In Hungary the government launched the Széchényi Plan in 2001 to develop tourism. The state provides support to entrepreneurs through non-repayable subsidies, interest rate subsidies, and direct loans with low interest rates.

Austria enjoys direct legislation pertaining to tourism. There is an act and related directives that support medium- and small-sized entrepreneurship and thus maintain and improve the level of tourist services.

To help boost the industry, Slovakia intends to run a campaign to make Slovaks spend their holidays at home. According to the Economy Ministry, the state plans a similar campaign aimed at drawing foreign tourists. As for the money, the ministry relies especially on the structural funds of the EU.

It is this funding that is keeping the campaigns from starting, as Slovakia can only use the funds after its accession to the EU on May 1.

The neighbouring Czech Republic launched such a campaign in the beginning of April. The country decided to finance it from the budget of the Czech Regional Development Ministry. Only a small part of the Sk20 million (€499,000) that Slovakia intends to invest in the promotion is supposed to be from the state coffers.

Additionally, before Slovakia begins to use EU funds it should build its information system, wrote the Hospodárske noviny daily. Alexander Škurla, spokesman of the Economy Ministry, told the daily that the campaign would follow the wider introduction of information technologies.

The Slovak Tourism Agency, which will be responsible for the campaign, wanted to promote Slovakia through foreign TV channels like CNN, BBC, Eurosport, TV5, and RTL.

Róbert Kohlmann, the president of the Slovak Association of Travel Agencies, told Hospodárske noviny that it should not be a problem for the Slovak campaign to start later than those of the Czech Republic and Hungary.

He added that the press of the EU countries is now introducing the future members, and it would be a pity not to take an advantage of the extra attention.

The majority of last year's foreign visitors to Slovakia came from the Czech Republic and Poland.
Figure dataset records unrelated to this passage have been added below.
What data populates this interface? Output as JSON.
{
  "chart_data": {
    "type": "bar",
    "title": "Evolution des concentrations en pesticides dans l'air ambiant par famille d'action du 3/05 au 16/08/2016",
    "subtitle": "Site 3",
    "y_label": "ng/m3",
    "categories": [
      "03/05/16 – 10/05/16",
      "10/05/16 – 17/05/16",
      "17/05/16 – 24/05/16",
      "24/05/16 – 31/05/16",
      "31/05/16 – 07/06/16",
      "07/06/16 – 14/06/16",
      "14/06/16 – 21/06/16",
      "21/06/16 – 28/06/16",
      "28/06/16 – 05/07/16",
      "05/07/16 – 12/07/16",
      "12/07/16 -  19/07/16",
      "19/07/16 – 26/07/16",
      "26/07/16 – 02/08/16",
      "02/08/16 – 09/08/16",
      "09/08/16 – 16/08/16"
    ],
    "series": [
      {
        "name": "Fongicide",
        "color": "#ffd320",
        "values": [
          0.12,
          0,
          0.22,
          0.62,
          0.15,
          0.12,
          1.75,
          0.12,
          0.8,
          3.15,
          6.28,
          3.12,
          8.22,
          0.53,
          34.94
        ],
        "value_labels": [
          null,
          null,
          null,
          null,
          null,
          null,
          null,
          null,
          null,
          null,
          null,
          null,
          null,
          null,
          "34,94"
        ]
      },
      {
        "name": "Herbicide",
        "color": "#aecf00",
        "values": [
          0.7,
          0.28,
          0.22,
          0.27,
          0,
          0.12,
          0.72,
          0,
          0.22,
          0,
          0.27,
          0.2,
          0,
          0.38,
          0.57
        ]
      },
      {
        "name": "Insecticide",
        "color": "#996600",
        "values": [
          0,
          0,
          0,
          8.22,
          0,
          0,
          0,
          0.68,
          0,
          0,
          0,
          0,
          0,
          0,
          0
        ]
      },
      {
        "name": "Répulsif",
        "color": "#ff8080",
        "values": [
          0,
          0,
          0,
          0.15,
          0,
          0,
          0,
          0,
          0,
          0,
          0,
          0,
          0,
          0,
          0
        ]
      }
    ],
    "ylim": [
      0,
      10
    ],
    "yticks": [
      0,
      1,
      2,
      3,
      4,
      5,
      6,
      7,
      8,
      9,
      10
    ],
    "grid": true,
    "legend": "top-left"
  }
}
Similar to Slovaks, these tourists are very sensitive to prices, which means that possible price volatility and last year's price hikes might push the number of visitors from these countries even lower this year.

According to the Economy Ministry, Germans, Hungarians, Austrians, Italians, the French, and people from Great Britain, the US, and Holland are also finding their way to Slovakia.

"Places most visited by foreign tourists in 2003 were Bratislava [the capital], the Danube river area [in southern Slovakia], Orava river area, High Tatras, Váh river area, Low Tatras, Kysuca river area, and [the central region of] Liptov," said Kuliffay.